Runners, fashion items, makeup and even ski boots have all flowed through the company's agents, as have Apple iTunes cards, gadgets, Google Nexus 10 tablets and even chocolate and messenger bags.
Add on a small handling fee and delivery costs, and Australian shoppers can finish the transaction hundreds or thousands of dollars ahead — even on the rare occasions where the Australian Customs Service mandates the payment of a 10% GST on shipments worth more than $1,000. Still ahead.
Historically, low levels of online shopping allowed Customs to be relatively lenient on this limit, but increasing use of services like Price USA — and a growing number of overseas merchants happy to ship directly to Australia — have started enticing Aussies away from local malls.
"When stores like Zara opened in Melbourne, it was a big deal," says Tillett. "But when you buy items from Zara in Australia, it's almost twice the price as in the US. A lot of customers do their window shopping here and buy in the US."
Price isn't the only reason customers are looking overseas — the ability to redirect to a US-based address lets Aussies access US-only products such as made-to-order Converse sneakers (www.converse.com/create), personalised M&Ms (www.mymms.com), or the online and the US-only Prescriptives makeup (www.prescriptives.com).
Throw in the benefits of access to brands that aren't available here at all, and styles that will never be landed in Australia through other channels, and you've got an irresistible combination for any Australian shopaholic.
"We've had a 500% increase in volumes in the past six months," says Sarah Madigan, previously a Brisbane-based banker, who now lives in Colorado and runs US to Oz (www.ustooz.com) from her home. "The word is definitely getting out."

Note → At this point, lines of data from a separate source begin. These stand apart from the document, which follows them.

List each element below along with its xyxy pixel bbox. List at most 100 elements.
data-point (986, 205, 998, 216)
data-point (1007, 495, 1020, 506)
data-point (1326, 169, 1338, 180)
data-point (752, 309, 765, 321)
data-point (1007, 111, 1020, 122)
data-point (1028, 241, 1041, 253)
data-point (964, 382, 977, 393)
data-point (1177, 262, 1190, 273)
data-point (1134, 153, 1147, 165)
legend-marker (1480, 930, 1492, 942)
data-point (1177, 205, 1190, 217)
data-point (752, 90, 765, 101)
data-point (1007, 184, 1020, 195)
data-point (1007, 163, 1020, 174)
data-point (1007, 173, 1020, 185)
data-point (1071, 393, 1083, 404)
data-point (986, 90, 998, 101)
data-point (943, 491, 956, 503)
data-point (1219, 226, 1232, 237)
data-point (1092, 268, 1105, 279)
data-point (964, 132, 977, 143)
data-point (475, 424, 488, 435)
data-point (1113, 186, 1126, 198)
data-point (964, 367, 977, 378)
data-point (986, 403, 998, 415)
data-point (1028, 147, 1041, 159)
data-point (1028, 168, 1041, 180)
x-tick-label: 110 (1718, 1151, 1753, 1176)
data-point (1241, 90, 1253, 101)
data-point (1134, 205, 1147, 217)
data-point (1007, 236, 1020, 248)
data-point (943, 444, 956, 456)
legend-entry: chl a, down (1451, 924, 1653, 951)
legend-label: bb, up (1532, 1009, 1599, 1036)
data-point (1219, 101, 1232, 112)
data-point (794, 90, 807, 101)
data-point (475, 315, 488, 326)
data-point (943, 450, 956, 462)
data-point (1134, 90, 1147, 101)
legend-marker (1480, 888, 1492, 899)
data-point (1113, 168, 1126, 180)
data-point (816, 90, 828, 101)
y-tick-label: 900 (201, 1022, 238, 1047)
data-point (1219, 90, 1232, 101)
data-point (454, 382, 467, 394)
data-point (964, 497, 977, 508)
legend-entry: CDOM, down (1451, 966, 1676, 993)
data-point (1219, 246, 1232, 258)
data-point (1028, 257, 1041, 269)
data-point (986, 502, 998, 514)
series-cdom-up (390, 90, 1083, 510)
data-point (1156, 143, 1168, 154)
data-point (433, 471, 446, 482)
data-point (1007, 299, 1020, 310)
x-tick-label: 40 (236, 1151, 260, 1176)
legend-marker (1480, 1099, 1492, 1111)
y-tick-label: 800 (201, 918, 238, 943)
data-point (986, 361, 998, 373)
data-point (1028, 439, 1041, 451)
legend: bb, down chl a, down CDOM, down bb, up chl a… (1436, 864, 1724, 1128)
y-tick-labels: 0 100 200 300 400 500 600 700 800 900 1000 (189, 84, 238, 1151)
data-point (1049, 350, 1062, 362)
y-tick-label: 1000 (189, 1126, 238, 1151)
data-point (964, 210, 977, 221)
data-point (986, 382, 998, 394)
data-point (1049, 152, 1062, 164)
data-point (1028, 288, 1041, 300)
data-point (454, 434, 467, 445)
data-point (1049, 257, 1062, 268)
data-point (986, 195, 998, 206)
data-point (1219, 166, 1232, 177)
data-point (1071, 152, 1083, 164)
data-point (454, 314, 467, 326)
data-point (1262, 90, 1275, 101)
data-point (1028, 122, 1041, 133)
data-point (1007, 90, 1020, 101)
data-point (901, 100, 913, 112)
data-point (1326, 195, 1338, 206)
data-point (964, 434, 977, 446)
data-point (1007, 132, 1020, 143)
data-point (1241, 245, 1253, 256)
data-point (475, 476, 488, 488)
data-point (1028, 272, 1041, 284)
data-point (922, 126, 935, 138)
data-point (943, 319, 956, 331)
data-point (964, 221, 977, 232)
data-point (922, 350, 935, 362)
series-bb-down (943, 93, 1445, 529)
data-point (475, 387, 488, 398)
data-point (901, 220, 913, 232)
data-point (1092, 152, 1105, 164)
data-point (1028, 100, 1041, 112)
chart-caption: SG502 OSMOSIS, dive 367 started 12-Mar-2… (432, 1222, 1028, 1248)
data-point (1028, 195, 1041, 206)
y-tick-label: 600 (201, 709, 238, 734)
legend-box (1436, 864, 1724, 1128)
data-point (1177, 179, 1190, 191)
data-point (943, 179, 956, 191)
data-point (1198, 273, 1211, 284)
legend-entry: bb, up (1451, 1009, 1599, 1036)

Why shopping overseas direct is not easy
Fashion label Tommy Hilfiger will let you view its current catalogue but if you're not in the US — or 15 other European countries — you can't shop from its site.
Benetton does the same. US department store giant Neiman Marcus, seminal online shopping destination Amazon, and many other US retailers have — at the instruction of particular brands they carry, such as Chloé and Christian Louboutin — earmarked many product lines as being unavailable for shipment overseas.
Many brands are gradually extending an olive branch to Australian customers, with Gap and homewares retailer Pottery Barn recently introducing shipping to Australia, New Zealand and other countries through fulfilment provider FiftyOne — which uses geo-blocking to vary retail prices charged to customers.